Addiction à Internet et dépression sont liées

L'étude d'une équipe de chercheurs de l'université de Leeds montre que 1,2% d'un échantillon de 1319 répondants présente une addiction à internet; et que parmi ce groupe, une forte proportion présente des symptômes dépressifs, catégorisés de "moyens à sévères".

C'est cinq fois plus que dans le groupe qui ne souffre pas d'addiction.

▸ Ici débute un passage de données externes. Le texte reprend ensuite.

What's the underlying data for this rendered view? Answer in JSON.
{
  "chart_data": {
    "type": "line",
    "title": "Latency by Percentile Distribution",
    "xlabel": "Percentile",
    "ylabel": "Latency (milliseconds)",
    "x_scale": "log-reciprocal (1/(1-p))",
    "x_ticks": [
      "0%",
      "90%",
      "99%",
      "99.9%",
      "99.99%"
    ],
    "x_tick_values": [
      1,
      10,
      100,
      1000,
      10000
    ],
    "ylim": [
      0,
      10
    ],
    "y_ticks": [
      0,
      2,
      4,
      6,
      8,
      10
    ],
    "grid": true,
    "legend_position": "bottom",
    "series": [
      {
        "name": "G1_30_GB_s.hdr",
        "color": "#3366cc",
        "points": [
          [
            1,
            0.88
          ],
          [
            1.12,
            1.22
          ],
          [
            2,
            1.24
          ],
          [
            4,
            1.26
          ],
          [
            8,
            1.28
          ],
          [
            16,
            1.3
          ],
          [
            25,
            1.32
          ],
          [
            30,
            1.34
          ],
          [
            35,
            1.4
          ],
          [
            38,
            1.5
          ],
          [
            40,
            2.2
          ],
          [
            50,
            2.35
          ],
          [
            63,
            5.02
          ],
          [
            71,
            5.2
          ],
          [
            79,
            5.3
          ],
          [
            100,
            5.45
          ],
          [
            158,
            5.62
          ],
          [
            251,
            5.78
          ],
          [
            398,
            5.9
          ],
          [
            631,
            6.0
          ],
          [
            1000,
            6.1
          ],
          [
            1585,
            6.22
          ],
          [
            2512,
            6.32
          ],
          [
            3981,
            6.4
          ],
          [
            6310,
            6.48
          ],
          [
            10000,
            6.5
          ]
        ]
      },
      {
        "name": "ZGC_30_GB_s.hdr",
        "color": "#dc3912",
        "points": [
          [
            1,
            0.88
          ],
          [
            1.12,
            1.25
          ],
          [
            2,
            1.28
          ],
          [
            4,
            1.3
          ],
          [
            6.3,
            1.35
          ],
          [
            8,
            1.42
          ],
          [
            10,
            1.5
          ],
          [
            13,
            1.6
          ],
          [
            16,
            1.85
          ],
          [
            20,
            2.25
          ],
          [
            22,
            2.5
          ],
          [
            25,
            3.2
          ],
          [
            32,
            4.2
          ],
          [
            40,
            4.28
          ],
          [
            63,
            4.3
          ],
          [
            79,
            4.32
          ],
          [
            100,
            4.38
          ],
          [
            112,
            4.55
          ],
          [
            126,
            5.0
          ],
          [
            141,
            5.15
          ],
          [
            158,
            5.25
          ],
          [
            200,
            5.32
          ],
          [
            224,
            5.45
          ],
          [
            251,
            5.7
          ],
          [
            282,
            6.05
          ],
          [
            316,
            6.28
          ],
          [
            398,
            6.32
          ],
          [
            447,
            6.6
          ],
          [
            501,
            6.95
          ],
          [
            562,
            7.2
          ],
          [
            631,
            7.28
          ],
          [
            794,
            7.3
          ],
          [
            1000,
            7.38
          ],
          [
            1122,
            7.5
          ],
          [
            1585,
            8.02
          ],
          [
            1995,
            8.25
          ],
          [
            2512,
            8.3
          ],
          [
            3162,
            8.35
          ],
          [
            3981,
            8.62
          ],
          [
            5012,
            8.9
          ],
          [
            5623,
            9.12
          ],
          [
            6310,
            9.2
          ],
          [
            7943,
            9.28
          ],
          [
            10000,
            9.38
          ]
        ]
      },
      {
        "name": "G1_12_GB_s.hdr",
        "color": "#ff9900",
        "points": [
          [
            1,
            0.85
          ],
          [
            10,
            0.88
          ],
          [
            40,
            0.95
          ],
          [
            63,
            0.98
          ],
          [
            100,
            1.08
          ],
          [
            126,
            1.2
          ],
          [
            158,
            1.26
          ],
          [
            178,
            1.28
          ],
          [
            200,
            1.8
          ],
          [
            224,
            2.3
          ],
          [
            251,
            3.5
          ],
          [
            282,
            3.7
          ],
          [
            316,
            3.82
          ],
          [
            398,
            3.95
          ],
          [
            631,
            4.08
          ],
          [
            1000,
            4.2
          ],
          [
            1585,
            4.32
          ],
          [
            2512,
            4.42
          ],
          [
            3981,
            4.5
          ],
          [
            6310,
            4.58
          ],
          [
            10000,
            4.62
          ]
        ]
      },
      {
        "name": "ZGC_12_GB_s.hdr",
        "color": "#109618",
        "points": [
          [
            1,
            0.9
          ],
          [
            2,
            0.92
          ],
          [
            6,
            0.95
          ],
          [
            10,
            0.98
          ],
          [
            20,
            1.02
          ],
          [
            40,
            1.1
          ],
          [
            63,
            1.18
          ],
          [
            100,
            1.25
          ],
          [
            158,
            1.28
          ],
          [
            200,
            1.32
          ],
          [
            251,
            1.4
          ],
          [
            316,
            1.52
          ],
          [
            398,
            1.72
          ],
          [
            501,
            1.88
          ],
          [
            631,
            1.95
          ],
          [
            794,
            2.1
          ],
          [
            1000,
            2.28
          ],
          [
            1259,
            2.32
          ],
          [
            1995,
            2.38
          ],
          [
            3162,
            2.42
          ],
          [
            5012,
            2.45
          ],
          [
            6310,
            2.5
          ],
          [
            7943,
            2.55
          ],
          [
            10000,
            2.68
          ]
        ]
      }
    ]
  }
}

L'étude portait sur des répondants âgés de 16 à 51 ans, avec un âge moyen de 21 ans.

Pour les chercheurs, même si le nombre de personnes présentant une addiction est relativement faible, le lien est significatif. "Tandis que la majorité d'entre nous utilise internet pour payer ses factures, faire des achats ou envoyer des mails, il y a un petit groupe de population qui éprouve des difficultés à contrôler le temps passé en ligne, jusqu'au point ou cela interfère sur leur vie quotidienne", explique le Dr Catriona Morrison, auteur de l'étude. Ces "drogués du net" passent davantage de temps sur les sites de sexe, de jeux en ligne ou les réseaux sociaux. "Notre recherche indique que l'utilisation excessive d'internet est associée à la dépression, mais ce que nous ne savons pas c'est ce qui arrive en premier : est-ce que les personnes déprimées se dirigent vers internet, ou bien est-ce que c'est internet qui provoque la dépression?", poursuit Catriona Morrison.

Des recherches à poursuivre

Pour les scientifiques, il s'agit désormais d'investiguer la nature de cette relation, et de travailler sur la question de la causalité.

Mais d'autres spécialistes se montrent dubitatifs. Ces résultats ne sont "pas une grande surprise" pour le Dr Vaughan Belle, du King's College de Londres, pour qui les personnes identifiées comme des "drogués du net" sont par nature en détresse émotionnelle. Il évoque des recherches antérieures suggérant que les personnes déprimées ou anxieuses vont préférer utiliser internet plutôt que tout autre moyen à leur disposition. "Il n'y a pas de preuve évidente que le problème soit internet lui-même", conclut-il. D'autres encore, comme le Dr Andrew McCulloch, de la Mental Health Foundation, pensent qu'internet peut même être utile, en permettant la recréation de liens sociaux, même si "les interactions sociales sociales en ligne ne doivent pas remplacer une vie sociale dans la réalité". Il estime qu'il faut prendre en considération les données de l'étude de l'université de Leeds, surtout dans la mesure où elle suggère la poursuite des recherches dans ce domaine.